CollectiveKV: Decoupling and Sharing Collaborative Information in Sequential Recommendation
Summary: arXiv:2601.19178v2 Announce Type: replace
Abstract
Sequential recommendation models are widely used in applications, yet they face stringent latency requirements. Mainstream models leverage the Transformer attention mechanism to improve performance, but its computational complexity grows with the sequence length, leading to a latency challenge for long sequences. Consequently, KV cache technology has recently been explored in sequential recommendation systems to reduce inference latency. However, KV cache introduces substantial storage overhead in sequential recommendation systems, which often have a large user base with potentially very long user history sequences.
Introduction
In the rapidly evolving field of recommendation systems, the efficiency of sequential recommendation models is crucial for delivering real-time suggestions to users. Nevertheless, the computational demands imposed by these models, especially when utilizing Transformer architectures, can lead to significant delays in processing time. This latency challenge becomes particularly pronounced when dealing with lengthy user sequences.
The Challenge of KV Cache
KV cache technology has emerged as a potential solution to mitigate inference latency in sequential recommendations. However, its implementation comes with challenges, particularly concerning storage overhead. As the user base expands, the volume of user history sequences can become cumbersome, leading to inefficient resource utilization.
Observations and Insights
Our research reveals a noteworthy observation: KV sequences across different users exhibit significant similarities. This indicates the presence of collaborative signals within the KV data. To better understand these signals, we conducted an analysis using singular value decomposition (SVD), which allowed us to dissect the information stored within the KV cache.
CollectiveKV: A Proposed Solution
Motivated by our findings, we propose CollectiveKV, a novel cross-user KV sharing mechanism. This approach focuses on two key aspects:
- It captures the information that is shared across users through a learnable global KV pool.

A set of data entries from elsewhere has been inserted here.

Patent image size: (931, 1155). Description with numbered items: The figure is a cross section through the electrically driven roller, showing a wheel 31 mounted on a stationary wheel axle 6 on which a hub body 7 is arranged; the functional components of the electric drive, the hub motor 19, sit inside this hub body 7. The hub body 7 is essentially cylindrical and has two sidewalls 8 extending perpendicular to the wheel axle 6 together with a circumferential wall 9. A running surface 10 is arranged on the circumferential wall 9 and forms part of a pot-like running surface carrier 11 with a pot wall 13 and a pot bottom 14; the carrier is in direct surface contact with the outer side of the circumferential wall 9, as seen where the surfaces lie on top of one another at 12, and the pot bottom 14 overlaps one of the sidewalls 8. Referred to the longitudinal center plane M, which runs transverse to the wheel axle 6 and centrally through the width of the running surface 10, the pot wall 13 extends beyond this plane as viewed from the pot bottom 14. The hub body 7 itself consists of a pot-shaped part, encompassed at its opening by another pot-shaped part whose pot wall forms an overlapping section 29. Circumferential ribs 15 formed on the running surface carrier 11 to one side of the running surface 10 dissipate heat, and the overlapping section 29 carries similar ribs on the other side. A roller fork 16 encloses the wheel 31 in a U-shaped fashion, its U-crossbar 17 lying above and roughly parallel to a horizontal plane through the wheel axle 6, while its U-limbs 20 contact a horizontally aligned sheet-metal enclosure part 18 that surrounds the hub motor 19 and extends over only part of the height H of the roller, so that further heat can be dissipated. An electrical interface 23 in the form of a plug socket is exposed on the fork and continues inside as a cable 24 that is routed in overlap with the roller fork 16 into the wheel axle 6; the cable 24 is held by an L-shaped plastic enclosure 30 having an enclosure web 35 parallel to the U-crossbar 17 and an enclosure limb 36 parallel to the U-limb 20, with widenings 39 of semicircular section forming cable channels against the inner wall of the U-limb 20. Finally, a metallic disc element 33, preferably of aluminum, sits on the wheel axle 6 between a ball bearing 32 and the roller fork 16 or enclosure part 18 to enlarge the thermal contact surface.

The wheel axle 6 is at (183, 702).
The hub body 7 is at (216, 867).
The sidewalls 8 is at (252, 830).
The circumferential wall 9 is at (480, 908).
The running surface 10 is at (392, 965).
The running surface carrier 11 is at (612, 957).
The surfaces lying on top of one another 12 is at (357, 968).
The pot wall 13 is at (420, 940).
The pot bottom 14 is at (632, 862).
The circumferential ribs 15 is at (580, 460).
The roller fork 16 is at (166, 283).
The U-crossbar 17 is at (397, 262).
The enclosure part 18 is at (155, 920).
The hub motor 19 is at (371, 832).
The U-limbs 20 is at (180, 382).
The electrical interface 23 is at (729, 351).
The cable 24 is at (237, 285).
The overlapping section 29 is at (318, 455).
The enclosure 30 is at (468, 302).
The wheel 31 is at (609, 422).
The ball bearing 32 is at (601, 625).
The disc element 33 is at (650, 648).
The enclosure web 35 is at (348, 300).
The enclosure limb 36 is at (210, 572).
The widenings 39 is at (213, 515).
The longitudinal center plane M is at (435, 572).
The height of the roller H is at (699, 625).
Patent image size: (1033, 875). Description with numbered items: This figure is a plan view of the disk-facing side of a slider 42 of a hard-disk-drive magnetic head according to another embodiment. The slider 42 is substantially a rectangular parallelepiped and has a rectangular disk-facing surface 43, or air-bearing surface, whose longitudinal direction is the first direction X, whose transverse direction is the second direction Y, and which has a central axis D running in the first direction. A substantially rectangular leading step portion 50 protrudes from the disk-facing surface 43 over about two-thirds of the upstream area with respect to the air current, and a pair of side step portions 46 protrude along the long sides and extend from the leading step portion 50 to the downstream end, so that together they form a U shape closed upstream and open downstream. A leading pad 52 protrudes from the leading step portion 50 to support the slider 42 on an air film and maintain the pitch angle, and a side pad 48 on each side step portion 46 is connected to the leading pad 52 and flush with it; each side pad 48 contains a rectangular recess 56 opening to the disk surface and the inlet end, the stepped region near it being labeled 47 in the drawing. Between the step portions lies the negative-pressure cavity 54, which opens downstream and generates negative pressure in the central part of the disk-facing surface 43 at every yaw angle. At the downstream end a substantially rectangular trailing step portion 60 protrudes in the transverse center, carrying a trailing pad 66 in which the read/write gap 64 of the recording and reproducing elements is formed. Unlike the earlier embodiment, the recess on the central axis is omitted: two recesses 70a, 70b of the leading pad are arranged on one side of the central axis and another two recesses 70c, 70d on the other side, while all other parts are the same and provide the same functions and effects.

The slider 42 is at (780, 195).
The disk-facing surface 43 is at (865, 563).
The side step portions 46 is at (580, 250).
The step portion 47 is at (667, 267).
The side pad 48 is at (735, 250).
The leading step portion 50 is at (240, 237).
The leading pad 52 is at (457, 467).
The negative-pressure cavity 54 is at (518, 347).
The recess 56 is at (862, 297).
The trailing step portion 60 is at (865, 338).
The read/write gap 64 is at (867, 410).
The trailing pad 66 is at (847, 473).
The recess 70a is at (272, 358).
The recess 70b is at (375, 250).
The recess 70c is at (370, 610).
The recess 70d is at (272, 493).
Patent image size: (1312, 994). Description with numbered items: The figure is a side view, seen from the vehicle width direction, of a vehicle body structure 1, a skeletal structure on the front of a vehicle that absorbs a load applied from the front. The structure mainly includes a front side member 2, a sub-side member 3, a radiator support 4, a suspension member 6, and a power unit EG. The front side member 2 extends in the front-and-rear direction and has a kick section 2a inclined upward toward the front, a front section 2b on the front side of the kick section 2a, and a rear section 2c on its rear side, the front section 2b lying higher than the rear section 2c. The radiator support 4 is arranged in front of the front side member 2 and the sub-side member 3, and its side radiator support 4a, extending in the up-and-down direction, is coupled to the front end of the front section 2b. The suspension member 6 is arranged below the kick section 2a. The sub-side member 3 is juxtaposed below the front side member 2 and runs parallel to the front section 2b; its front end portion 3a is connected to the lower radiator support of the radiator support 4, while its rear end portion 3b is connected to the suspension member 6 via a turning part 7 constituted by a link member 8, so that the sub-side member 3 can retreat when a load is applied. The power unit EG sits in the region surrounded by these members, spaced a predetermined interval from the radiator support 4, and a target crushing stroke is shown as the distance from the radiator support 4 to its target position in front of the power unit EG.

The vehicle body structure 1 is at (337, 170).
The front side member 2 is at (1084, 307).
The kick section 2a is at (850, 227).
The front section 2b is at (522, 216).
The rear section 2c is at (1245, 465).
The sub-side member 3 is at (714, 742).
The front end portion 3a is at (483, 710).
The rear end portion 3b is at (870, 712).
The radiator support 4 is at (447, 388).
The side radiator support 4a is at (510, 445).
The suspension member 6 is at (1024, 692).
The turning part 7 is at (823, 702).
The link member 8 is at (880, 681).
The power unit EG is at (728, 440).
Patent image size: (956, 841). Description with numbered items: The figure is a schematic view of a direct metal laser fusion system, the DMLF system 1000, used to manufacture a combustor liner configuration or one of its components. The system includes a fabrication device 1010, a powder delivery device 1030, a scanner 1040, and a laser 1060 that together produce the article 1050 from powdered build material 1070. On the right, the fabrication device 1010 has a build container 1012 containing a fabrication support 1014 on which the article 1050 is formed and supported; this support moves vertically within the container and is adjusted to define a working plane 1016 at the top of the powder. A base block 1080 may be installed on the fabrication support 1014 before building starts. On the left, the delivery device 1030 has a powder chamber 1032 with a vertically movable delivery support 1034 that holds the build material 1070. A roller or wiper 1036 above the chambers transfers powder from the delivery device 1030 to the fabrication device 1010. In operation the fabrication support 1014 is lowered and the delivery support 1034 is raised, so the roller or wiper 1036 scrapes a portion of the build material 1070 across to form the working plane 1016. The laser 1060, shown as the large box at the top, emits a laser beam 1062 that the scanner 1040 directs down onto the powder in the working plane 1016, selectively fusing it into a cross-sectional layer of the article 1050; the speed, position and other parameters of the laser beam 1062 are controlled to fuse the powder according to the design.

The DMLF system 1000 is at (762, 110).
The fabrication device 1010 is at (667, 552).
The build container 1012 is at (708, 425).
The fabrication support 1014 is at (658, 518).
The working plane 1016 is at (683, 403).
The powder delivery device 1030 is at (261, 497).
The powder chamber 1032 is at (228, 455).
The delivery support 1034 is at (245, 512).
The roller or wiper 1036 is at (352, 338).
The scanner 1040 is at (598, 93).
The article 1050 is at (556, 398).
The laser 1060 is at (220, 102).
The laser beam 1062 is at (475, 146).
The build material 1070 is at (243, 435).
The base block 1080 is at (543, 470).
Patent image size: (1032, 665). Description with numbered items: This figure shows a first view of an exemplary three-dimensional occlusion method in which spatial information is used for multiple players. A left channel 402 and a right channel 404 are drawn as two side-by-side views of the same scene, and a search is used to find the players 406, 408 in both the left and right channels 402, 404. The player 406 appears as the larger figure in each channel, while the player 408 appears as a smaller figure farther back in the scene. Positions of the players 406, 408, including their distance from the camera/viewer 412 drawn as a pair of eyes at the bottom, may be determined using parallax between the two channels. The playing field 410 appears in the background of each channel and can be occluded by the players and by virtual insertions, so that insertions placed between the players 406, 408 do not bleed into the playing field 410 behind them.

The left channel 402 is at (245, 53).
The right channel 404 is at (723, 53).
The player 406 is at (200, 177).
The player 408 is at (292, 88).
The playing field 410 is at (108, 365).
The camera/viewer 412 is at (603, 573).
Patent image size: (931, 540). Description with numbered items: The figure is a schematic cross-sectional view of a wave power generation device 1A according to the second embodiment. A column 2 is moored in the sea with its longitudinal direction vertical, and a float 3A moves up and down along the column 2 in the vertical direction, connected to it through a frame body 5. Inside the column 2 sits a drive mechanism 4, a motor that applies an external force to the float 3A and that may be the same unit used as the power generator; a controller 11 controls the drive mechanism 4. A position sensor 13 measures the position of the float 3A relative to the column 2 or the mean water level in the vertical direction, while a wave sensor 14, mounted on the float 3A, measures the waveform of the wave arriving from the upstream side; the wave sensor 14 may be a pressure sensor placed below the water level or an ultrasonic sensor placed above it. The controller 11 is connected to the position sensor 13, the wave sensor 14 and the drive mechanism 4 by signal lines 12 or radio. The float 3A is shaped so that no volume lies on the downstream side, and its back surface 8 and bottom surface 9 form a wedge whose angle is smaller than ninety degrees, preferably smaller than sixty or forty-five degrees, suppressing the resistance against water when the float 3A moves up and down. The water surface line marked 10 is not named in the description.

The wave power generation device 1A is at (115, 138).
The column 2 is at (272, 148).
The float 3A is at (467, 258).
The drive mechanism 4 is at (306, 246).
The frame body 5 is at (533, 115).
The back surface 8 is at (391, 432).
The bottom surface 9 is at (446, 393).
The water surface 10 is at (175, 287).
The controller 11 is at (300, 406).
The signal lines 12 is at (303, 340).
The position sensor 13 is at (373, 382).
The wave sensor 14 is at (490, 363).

- During inference, each user can retrieve high-dimensional shared KV from this pool and concatenate it with low-dimensional user-specific KV to generate the final KV.
Experimental Results
To evaluate the effectiveness of CollectiveKV, we conducted experiments on five sequential recommendation models using three different datasets. The results were promising, indicating that our method allows for a dramatic reduction in the size of the KV cache, compressing it to merely 0.8% of its original size. Remarkably, this compression does not compromise model performance; in some cases, it even enhances it.
Conclusion
In conclusion, CollectiveKV presents a significant advancement in the realm of sequential recommendation systems. By effectively decoupling and sharing collaborative information, this innovative approach addresses the dual challenges of latency and storage overhead, paving the way for more efficient and user-friendly recommendation experiences.